FROM THE OFFICE OF THE GOVERNOR
Gov. Michelle Lujan Grisham on Tuesday announced a new member of the state Cabinet, Barbara J. Vigil, recently retired senior justice of the New Mexico Supreme Court and long-time advocate for juvenile justice reform, as secretary of the Children, Youth and Families Department.
Vigil will relieve Sec. Brian Blalock, who is stepping down this month to support his wife’s pursuit of new work opportunities in California.
“I’m incredibly excited to announce this transition in leadership. Justice Vigil is a tremendously talented, incisive and well-respected public servant who has a depth and breadth of experience few in our state can match,” said Gov. Lujan Grisham. “We are lucky to have her, and I’m very grateful to her for her willingness to step back into the arena and take on a challenging opportunity for the benefit of children and families of New Mexico.”
Vigil, 62, has worked as a judge and lawyer in New Mexico for more than three decades, in that time ascending to the state’s highest court and earning the respect of colleagues in the legal community and in public service more broadly for her diligence, dedication and breadth of experience. Elected to the New Mexico Supreme Court in 2012, she served with distinction for almost 9 full years, including a stint as Chief Justice, before her retirement in June. Prior to serving on the high court, she was a judge in the First Judicial District Court beginning in 2000, presiding over more than 16,000 cases over 12 years and playing an instrumental role in the establishment of juvenile justice boards — which serve as a vehicle for the receipt of state and federal resources to create and sustain many critical social programs for at-risk youth. She also presided over Children’s Court for a decade, advocating for improved systems to meet the critical needs of New Mexico children and families. Before her time as a judge, Vigil worked in private practice. She earned a degree in accounting from New Mexico State University and her law degree from the University of New Mexico.
“I’m deeply humbled to have this incredible opportunity to continue serving our state,” Vigil said. “Throughout my career I have tried to be a passionate advocate for the children and families of New Mexico. There is so much need. And the systems that serve them, as we all know, do not always meet those needs. I have observed first-hand in my professional career where those breakdowns occur, and I know we are capable, as a state, of marshaling the critical resources and compassion to create an environment where children and families have what they need to lead safe, happy, healthy lives. I’m grateful to the governor for her confidence in me, and I very much look forward to taking on this new and exciting leadership role.”

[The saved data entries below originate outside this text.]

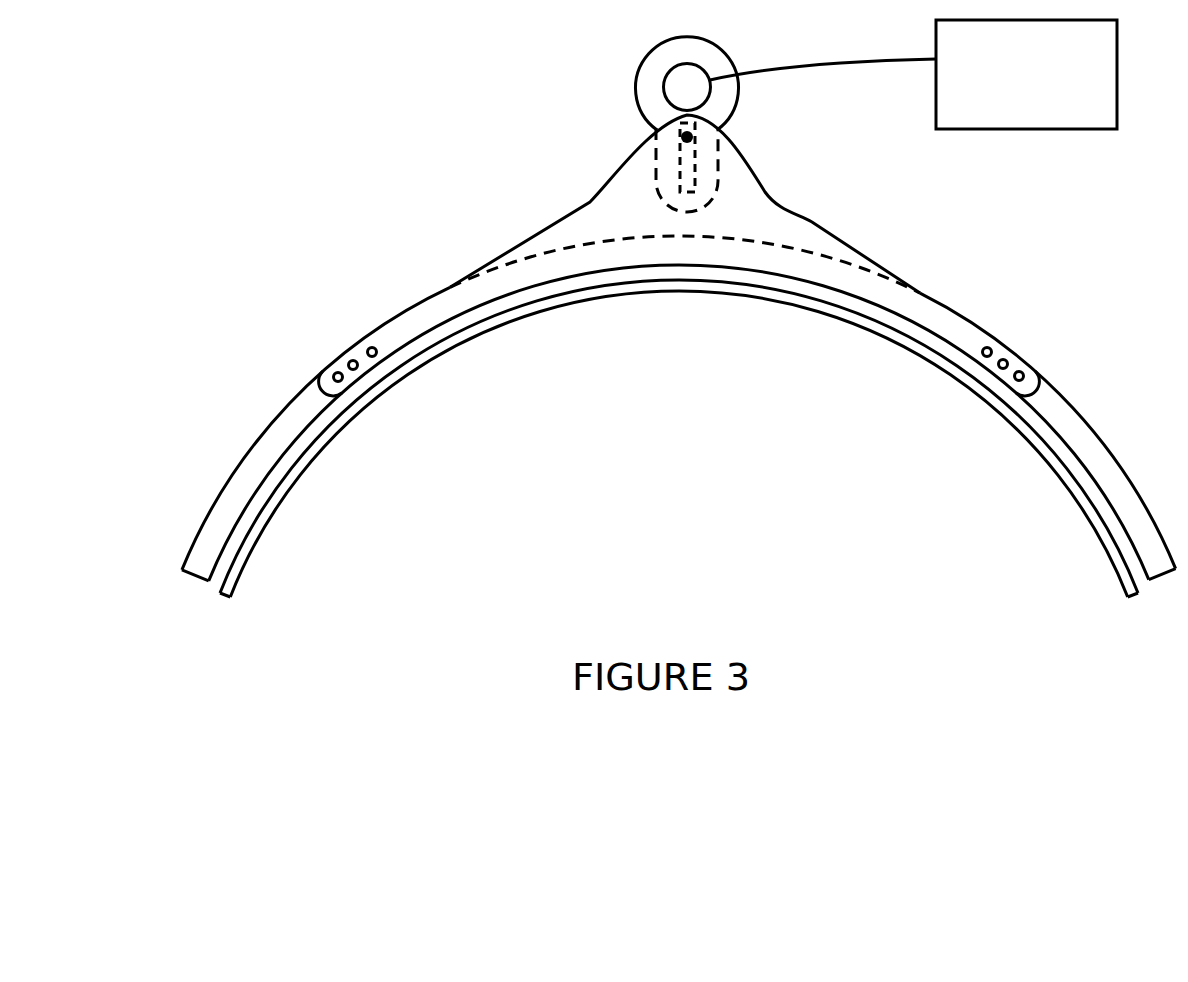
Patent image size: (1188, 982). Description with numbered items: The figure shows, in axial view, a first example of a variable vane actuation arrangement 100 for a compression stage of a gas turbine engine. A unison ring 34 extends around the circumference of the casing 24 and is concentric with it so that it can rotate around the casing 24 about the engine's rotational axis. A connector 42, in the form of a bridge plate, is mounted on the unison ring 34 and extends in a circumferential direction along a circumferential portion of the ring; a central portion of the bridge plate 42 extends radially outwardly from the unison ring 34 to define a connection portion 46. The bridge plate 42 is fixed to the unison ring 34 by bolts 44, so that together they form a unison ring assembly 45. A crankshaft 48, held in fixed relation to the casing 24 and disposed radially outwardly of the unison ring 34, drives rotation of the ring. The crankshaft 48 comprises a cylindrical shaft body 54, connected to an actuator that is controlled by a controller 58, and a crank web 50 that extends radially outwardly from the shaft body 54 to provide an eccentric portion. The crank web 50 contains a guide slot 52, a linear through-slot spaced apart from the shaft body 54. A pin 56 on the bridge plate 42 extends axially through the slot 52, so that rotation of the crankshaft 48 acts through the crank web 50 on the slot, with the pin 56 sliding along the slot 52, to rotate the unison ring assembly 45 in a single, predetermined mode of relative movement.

The variable vane actuation arrangement 100 is at (298, 97).
The casing 24 is at (1093, 510).
The unison ring 34 is at (242, 498).
The connector 42 is at (512, 277).
The bolts 44 is at (1010, 363).
The unison ring assembly 45 is at (293, 327).
The connection portion 46 is at (627, 200).
The crankshaft 48 is at (636, 90).
The crank web 50 is at (703, 182).
The guide slot 52 is at (687, 160).
The shaft body 54 is at (681, 82).
The pin 56 is at (695, 135).
The controller 58 is at (1078, 107).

Blalock has served as secretary since the outset of the Lujan Grisham administration, during which time the department drastically reduced its investigatory backlog, focusing on the successful completion of timely and high-quality investigations to ensure child safety and wellbeing. Among other initiatives, Blalock and CYFD implemented new safety measures to prevent child fatalities and put in place new protocols that resulted in a significant increase in kinship care, prioritizing keeping children with family or tribal community members whenever safe and feasible to do so. Under his leadership, CYFD worked through the challenging circumstances of the pandemic to provide food, housing, and mental health services to New Mexicans across the state, delivering more than 2.6 million pounds of food and providing more than 47,000 nights of shelter all across New Mexico.

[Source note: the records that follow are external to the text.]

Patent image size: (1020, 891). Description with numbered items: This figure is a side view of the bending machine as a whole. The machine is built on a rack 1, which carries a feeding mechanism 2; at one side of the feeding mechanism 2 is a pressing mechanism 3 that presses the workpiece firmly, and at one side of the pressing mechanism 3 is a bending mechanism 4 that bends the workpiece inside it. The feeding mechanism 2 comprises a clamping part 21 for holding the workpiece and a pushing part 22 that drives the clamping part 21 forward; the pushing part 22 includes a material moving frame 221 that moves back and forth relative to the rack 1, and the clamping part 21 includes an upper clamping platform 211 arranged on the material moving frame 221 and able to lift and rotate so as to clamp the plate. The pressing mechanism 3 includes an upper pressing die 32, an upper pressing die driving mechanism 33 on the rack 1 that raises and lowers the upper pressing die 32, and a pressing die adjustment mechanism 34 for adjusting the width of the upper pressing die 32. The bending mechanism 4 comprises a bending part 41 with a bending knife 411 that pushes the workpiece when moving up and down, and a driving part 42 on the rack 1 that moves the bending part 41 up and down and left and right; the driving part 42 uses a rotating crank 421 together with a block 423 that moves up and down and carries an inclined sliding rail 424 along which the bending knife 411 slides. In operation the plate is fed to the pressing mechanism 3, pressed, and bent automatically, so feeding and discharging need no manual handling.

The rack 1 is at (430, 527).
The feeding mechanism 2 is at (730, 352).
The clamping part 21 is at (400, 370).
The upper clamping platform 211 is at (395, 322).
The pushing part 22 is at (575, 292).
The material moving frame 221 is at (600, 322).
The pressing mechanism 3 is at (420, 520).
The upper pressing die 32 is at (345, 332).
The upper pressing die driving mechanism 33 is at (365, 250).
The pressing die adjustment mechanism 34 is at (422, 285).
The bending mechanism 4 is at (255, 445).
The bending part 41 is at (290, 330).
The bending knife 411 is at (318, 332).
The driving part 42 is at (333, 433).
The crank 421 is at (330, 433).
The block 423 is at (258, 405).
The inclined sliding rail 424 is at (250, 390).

CYFD on Monday published a progress and impact report highlighting the agency’s work as well as a Fiscal Year 2021 “360 Report” drilling down to the county level on some of the data referenced in the progress and impact report.
“I’m honored to have had the chance to serve the families and children of New Mexico,” said Blalock. “In close to three years, we have built structures and processes to turn CYFD around and made real progress in rebuilding the children’s behavioral health delivery system, increasing placement stability for our youth in care by prioritizing relatives and in-state community homes and establishing new safety measures so our child welfare system is intervening at the right time and in the right ways. The result is a CYFD that is better supporting children and families and increasing their safety and overall well-being. While I have loved my time and work in New Mexico, the pandemic has made it clear to me the importance of being close to family. My wife has an incredible career opportunity to go back and lead the advocacy organization where she first started her career and to be closer to our family, and I will be there to support her. I know the diligent workers of CYFD will continue to make incredible efforts day in and day out for the benefit of this state.”
“When Brian agreed to take this role, my expectation and hope was that an expert set of eyes from outside of our system would be the right ingredient to help move the ball forward for New Mexico children and families,” the governor said. “He inherited an agency in disarray, with employees who had been sidelined and discouraged by an administration that did not prioritize or support this essential work. Under his leadership the agency has made progress and implemented productive policies. I think we are in a great position, with CYFD, to build on the past two and a half years and move forward. I’m grateful to Secretary Blalock for his contributions to our state.”
Vigil is scheduled to begin work as secretary Oct. 1. Mariana Padilla, director of the state Children’s Cabinet, will serve as interim CYFD secretary after Blalock’s departure.